Le champ noématique qui s’offre ainsi à la compréhension n’est nullement un domaine d’entités abstraites ou formelles. Au contraire, il contient les liaisons fondatrices selon lesquelles les matériaux deviennent formes et les occasions deviennent lois; chacune des «essences» renvoie à la totalité du domaine eidétique, car elles ne prennent sens que les unes par les autres. L’investigation phénoménologique veut lever l’opposition du rationnel et de l’empirique, car la conscience se rend présente à la genèse des types à partir des singularités de l’empirie et de l’engendrement inverse de ces dernières par la variation même des types; elle veut abolir la distance entre le subjectif et l’objectif, deux pôles de toute expérience qui se constituent mutuellement dans leur échange même. En bref, elle tend à transgresser les limites que semblerait lui imposer le vocabulaire des «essences». Elle se rapproche de plus en plus d’une histoire concrète de la conscience, où s’atteste l’enchaînement des synthèses de la connaissance sur les liaisons vécues dans l’expérience du monde, et la dépendance des objectivités ou des vérités vis-à-vis des approches concrètes de l’action ou des échanges intersubjectifs que le langage entretient. Par là, la phénoménologie, tout en majorant les aspects intuitifs, révise profondément la notion même d’intuition.

3. La question de l’intuition dans la doctrine de la science

Si l’on consulte les doctrines techniques qui sont des réflexions sur la méthodologie des sciences, on retrouvera la plupart des aspects de l’intuition dont on a fait état précédemment au cours de l’analyse philosophique. Cela en raison de la complexité même du savoir scientifique, et des échanges de vocabulaire qui ont eu lieu entre méthodologie et philosophie.

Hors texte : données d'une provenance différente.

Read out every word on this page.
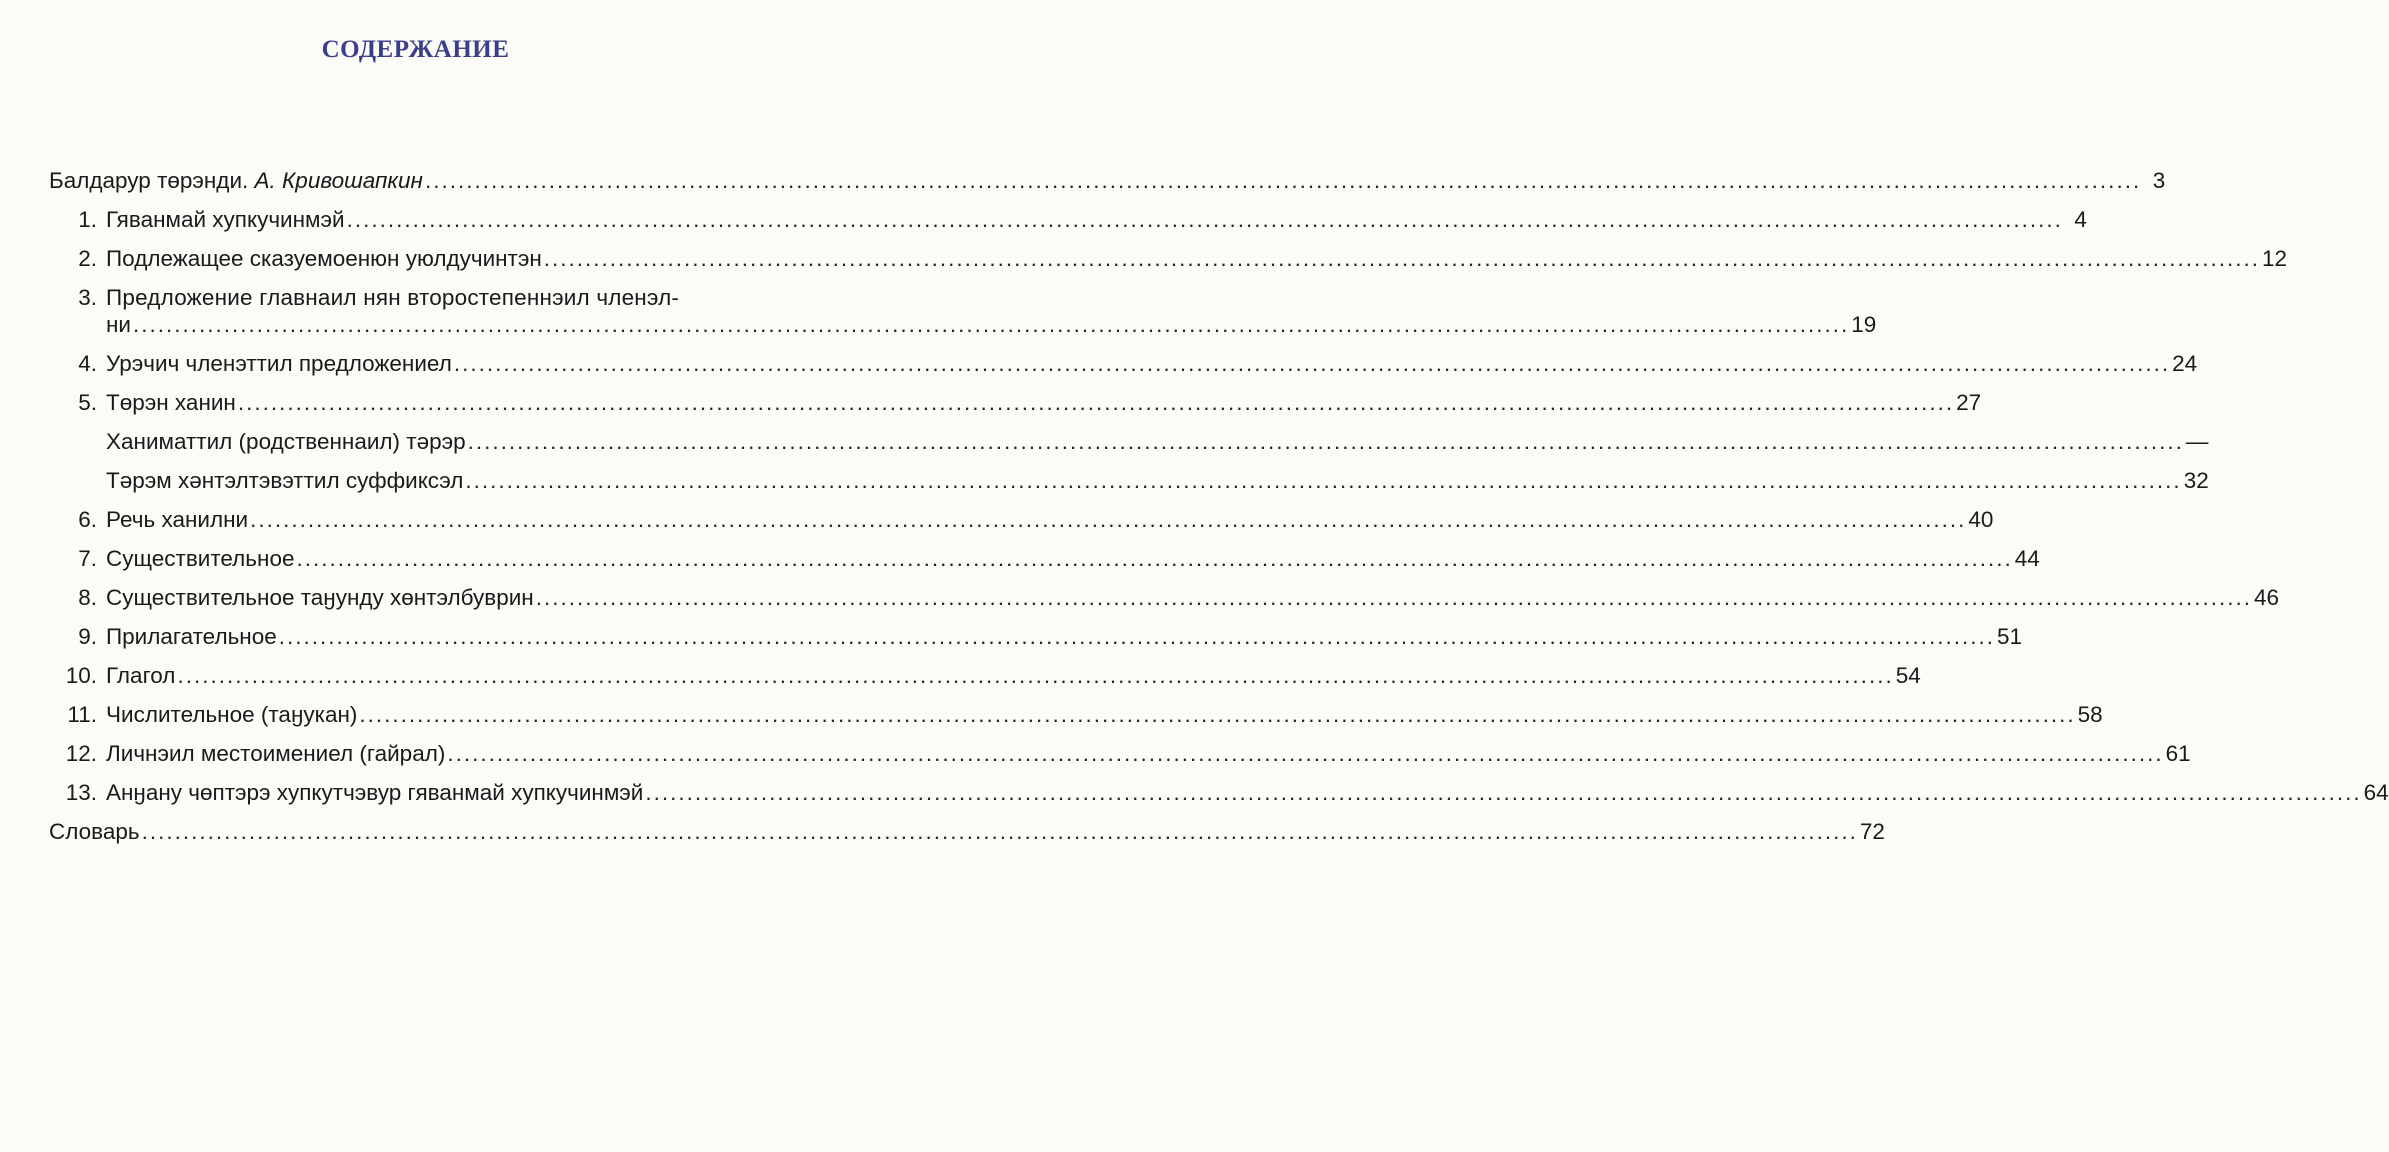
СОДЕРЖАНИЕ
Балдарур төрэнди. А. Кривошапкин .....	3
1. Гяванмай хупкучинмэй .....	4
2. Подлежащее сказуемоенюн уюлдучинтэн .....	12
3. Предложение главнаил нян второстепеннэил членэл-
ни .....	19
4. Урэчич членэттил предложениел .....	24
5. Төрэн ханин .....	27
Ханиматтил (родственнаил) тәрэр .....	—
Тәрэм хәнтэлтэвэттил суффиксэл .....	32
6. Речь ханилни .....	40
7. Существительное .....	44
8. Существительное таӈунду хөнтэлбуврин .....	46
9. Прилагательное .....	51
10. Глагол .....	54
11. Числительное (таӈукан) .....	58
12. Личнэил местоимениел (гайрал) .....	61
13. Анӈану чөптэрэ хупкутчэвур гяванмай хупкучинмэй .....	64
Словарь .....	72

Le savoir scientifique est concerné par l’intuition perceptive qui lui fournit ses références primaires, par l’intuition au sens «cartésien» qui est la délimitation des évidences, et encore par l’«intuition productrice» des kantiens en tant qu’imagination formatrice de schèmes, ou même par l’«intuition compréhensive», saisie du subjectif par le sujet, qui peut jouer un rôle dans les sciences humaines.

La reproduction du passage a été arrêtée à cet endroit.